Report: AirBnB owns AI tech that discriminates against sex workers and people with mental illness

Algorithm patents owned by the company list sex work and psychopathy as ‘untrustworthy’ traits.


AirBnB owns AI-powered technology that descriminates against sex workers and people with mental illness, according to patents first filed in July 2018. The technology is linked to a background-check startup called Trooly that AirBnB acquired in 2015.

Sex workers have reported being banned from AirBnB in the past, but there’s never been such concrete proof as these patents.

It’s not exactly breaking news that big tech companies discriminate against sex workers.
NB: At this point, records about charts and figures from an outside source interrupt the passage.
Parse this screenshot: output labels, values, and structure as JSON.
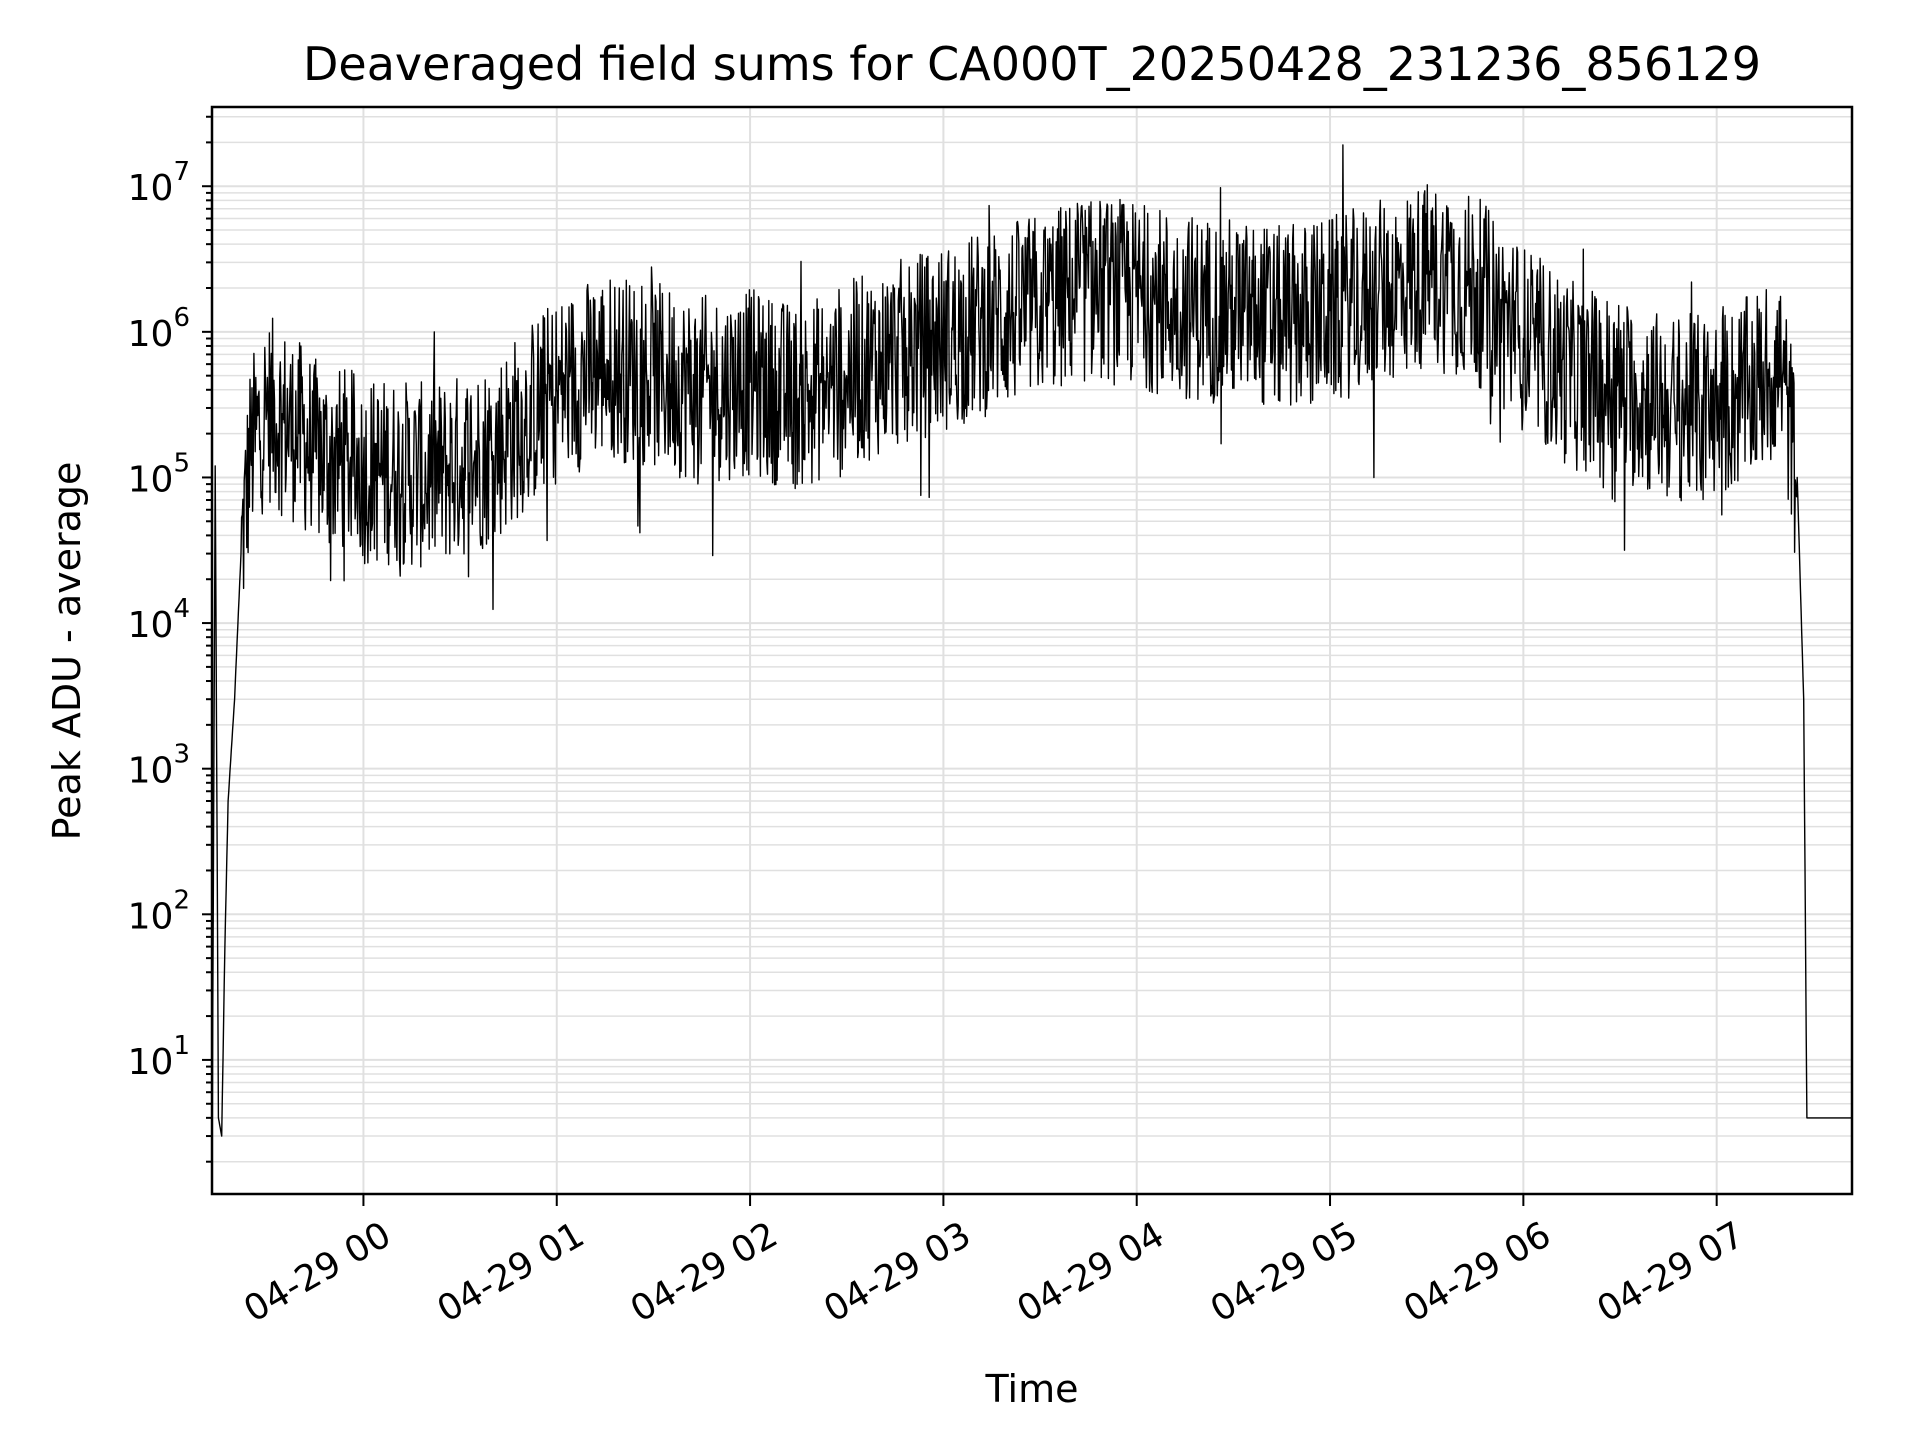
{
  "chart_data": {
    "type": "line",
    "title": "Deaveraged field sums for CA000T_20250428_231236_856129",
    "xlabel": "Time",
    "ylabel": "Peak ADU - average",
    "yscale": "log",
    "grid": true,
    "line_color": "#000000",
    "grid_color": "#e0e0e0",
    "xlim": [
      "04-28 23:13",
      "04-29 07:42"
    ],
    "ylim": [
      1.2,
      35000000
    ],
    "x_ticks": [
      {
        "label": "04-29 00",
        "value": "04-29 00:00"
      },
      {
        "label": "04-29 01",
        "value": "04-29 01:00"
      },
      {
        "label": "04-29 02",
        "value": "04-29 02:00"
      },
      {
        "label": "04-29 03",
        "value": "04-29 03:00"
      },
      {
        "label": "04-29 04",
        "value": "04-29 04:00"
      },
      {
        "label": "04-29 05",
        "value": "04-29 05:00"
      },
      {
        "label": "04-29 06",
        "value": "04-29 06:00"
      },
      {
        "label": "04-29 07",
        "value": "04-29 07:00"
      }
    ],
    "y_ticks": [
      {
        "base": "10",
        "exp": "1",
        "value": 10
      },
      {
        "base": "10",
        "exp": "2",
        "value": 100
      },
      {
        "base": "10",
        "exp": "3",
        "value": 1000
      },
      {
        "base": "10",
        "exp": "4",
        "value": 10000
      },
      {
        "base": "10",
        "exp": "5",
        "value": 100000
      },
      {
        "base": "10",
        "exp": "6",
        "value": 1000000
      },
      {
        "base": "10",
        "exp": "7",
        "value": 10000000
      }
    ],
    "series": [
      {
        "x": [
          "04-28 23:13",
          "04-28 23:14",
          "04-28 23:15",
          "04-28 23:16",
          "04-28 23:17",
          "04-28 23:18",
          "04-28 23:20",
          "04-28 23:22",
          "04-28 23:25",
          "04-28 23:30",
          "04-28 23:35",
          "04-28 23:40",
          "04-28 23:45",
          "04-28 23:50",
          "04-28 23:55",
          "04-29 00:00",
          "04-29 00:10",
          "04-29 00:20",
          "04-29 00:30",
          "04-29 00:40",
          "04-29 00:50",
          "04-29 01:00",
          "04-29 01:15",
          "04-29 01:30",
          "04-29 01:45",
          "04-29 02:00",
          "04-29 02:15",
          "04-29 02:30",
          "04-29 02:45",
          "04-29 03:00",
          "04-29 03:15",
          "04-29 03:30",
          "04-29 03:45",
          "04-29 04:00",
          "04-29 04:15",
          "04-29 04:30",
          "04-29 04:45",
          "04-29 05:00",
          "04-29 05:15",
          "04-29 05:30",
          "04-29 05:45",
          "04-29 06:00",
          "04-29 06:15",
          "04-29 06:30",
          "04-29 06:45",
          "04-29 07:00",
          "04-29 07:10",
          "04-29 07:20",
          "04-29 07:25",
          "04-29 07:27",
          "04-29 07:28",
          "04-29 07:30",
          "04-29 07:35",
          "04-29 07:42"
        ],
        "y": [
          1.2,
          120000,
          4,
          3,
          60,
          600,
          3000,
          30000,
          150000,
          300000,
          250000,
          200000,
          150000,
          130000,
          130000,
          110000,
          110000,
          100000,
          120000,
          150000,
          250000,
          400000,
          600000,
          500000,
          400000,
          450000,
          350000,
          500000,
          700000,
          900000,
          1200000,
          1500000,
          2000000,
          1800000,
          1500000,
          1400000,
          1200000,
          1400000,
          1800000,
          2500000,
          2000000,
          900000,
          500000,
          400000,
          300000,
          300000,
          400000,
          600000,
          100000,
          3000,
          4,
          4,
          4,
          4
        ]
      }
    ]
  }
}
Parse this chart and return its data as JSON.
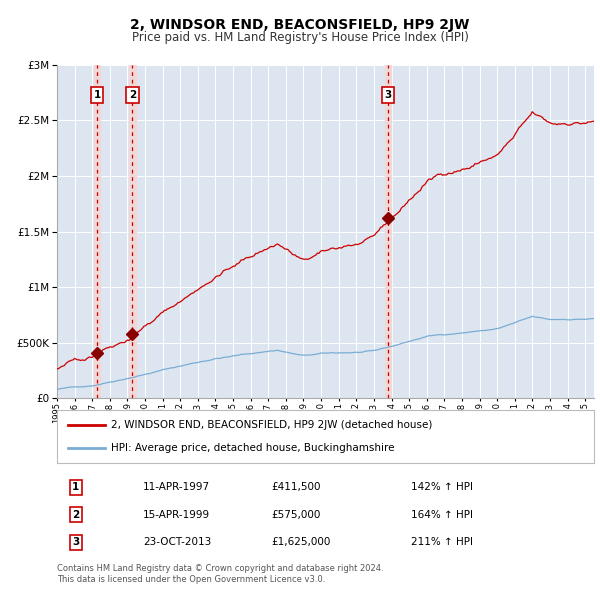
{
  "title": "2, WINDSOR END, BEACONSFIELD, HP9 2JW",
  "subtitle": "Price paid vs. HM Land Registry's House Price Index (HPI)",
  "legend_line1": "2, WINDSOR END, BEACONSFIELD, HP9 2JW (detached house)",
  "legend_line2": "HPI: Average price, detached house, Buckinghamshire",
  "footer1": "Contains HM Land Registry data © Crown copyright and database right 2024.",
  "footer2": "This data is licensed under the Open Government Licence v3.0.",
  "sales": [
    {
      "num": 1,
      "date": "11-APR-1997",
      "price": 411500,
      "year": 1997.28,
      "label": "£411,500",
      "pct": "142% ↑ HPI"
    },
    {
      "num": 2,
      "date": "15-APR-1999",
      "price": 575000,
      "year": 1999.28,
      "label": "£575,000",
      "pct": "164% ↑ HPI"
    },
    {
      "num": 3,
      "date": "23-OCT-2013",
      "price": 1625000,
      "year": 2013.81,
      "label": "£1,625,000",
      "pct": "211% ↑ HPI"
    }
  ],
  "ylim": [
    0,
    3000000
  ],
  "xlim": [
    1995.0,
    2025.5
  ],
  "background_color": "#ffffff",
  "plot_bg_color": "#dde6f0",
  "grid_color": "#ffffff",
  "red_line_color": "#cc0000",
  "blue_line_color": "#7aadd4",
  "sale_marker_color": "#880000",
  "vline_color": "#cc0000",
  "vline_shade": "#f0d8d8",
  "box_edge_color": "#cc0000",
  "title_fontsize": 10,
  "subtitle_fontsize": 8.5
}
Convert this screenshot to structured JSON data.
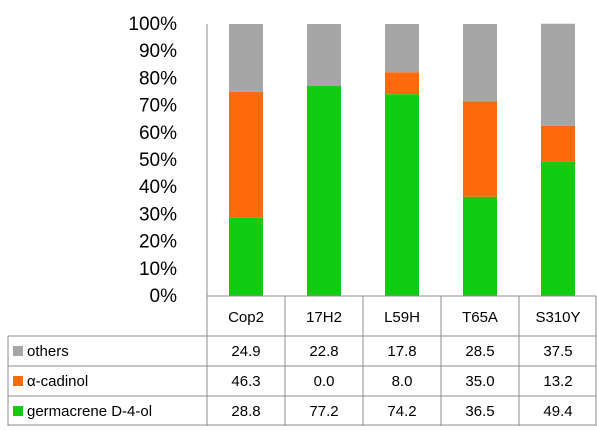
{
  "chart_data": {
    "type": "bar",
    "stacked": true,
    "categories": [
      "Cop2",
      "17H2",
      "L59H",
      "T65A",
      "S310Y"
    ],
    "series": [
      {
        "name": "germacrene D-4-ol",
        "values": [
          28.8,
          77.2,
          74.2,
          36.5,
          49.4
        ],
        "color": "#11cc11"
      },
      {
        "name": "α-cadinol",
        "values": [
          46.3,
          0.0,
          8.0,
          35.0,
          13.2
        ],
        "color": "#ff6a0d"
      },
      {
        "name": "others",
        "values": [
          24.9,
          22.8,
          17.8,
          28.5,
          37.5
        ],
        "color": "#a6a6a6"
      }
    ],
    "table_rows": [
      {
        "name": "others",
        "cells": [
          "24.9",
          "22.8",
          "17.8",
          "28.5",
          "37.5"
        ]
      },
      {
        "name": "α-cadinol",
        "cells": [
          "46.3",
          "0.0",
          "8.0",
          "35.0",
          "13.2"
        ]
      },
      {
        "name": "germacrene D-4-ol",
        "cells": [
          "28.8",
          "77.2",
          "74.2",
          "36.5",
          "49.4"
        ]
      }
    ],
    "yticks": [
      "0%",
      "10%",
      "20%",
      "30%",
      "40%",
      "50%",
      "60%",
      "70%",
      "80%",
      "90%",
      "100%"
    ],
    "ylim": [
      0,
      100
    ],
    "grid": false,
    "legend": "data-table"
  }
}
But it’s still jarring to hear of the way this discrimination is becoming more prevalent, rather than shrinking away.

Discrimination in the name of ‘trust’ — AirBnB’s predictive software is meant to be used to search the internet for a person’s “trustworthiness.” But its indicators of trust are really all over the place. For example, the patent lists traits such as “neuroticism and involvement in crimes” as particularly untrustworthy. Also on that list are words like “narcissism, Machiavellianism, or psychopathy.”

The keywords associated with untrustworthy people range from invovlement with drugs to associations with hate websites to sex work. The patent adds that people “involved in pornography” or who have “authored online content with negative language” will receive lower scores in the trustworthiness evaluation. Does this mean AirBnB is going to penalize me for cursing on Twitter?

The scan is...weirdly invasive — The patents describe a technology called “Determining Trustworthiness and Compatibility of a Person,” and it supposedly evaluates whether or not two people would get along. But it isn’t just AirBnB interactions that are being evaluated: it’s a person’s entire internet presence. The software seeks to worm its way into users’ lives by finding every last instance of their life on the internet.

AirBnB says it owns the technology but isn’t using it — A spokesperson told Business Insider that AirBnB is “not currently implementing all of the software’s screening methods as described in the patent filing.” But it does own the technology and could technically use it at any time it pleases. So that’s exciting.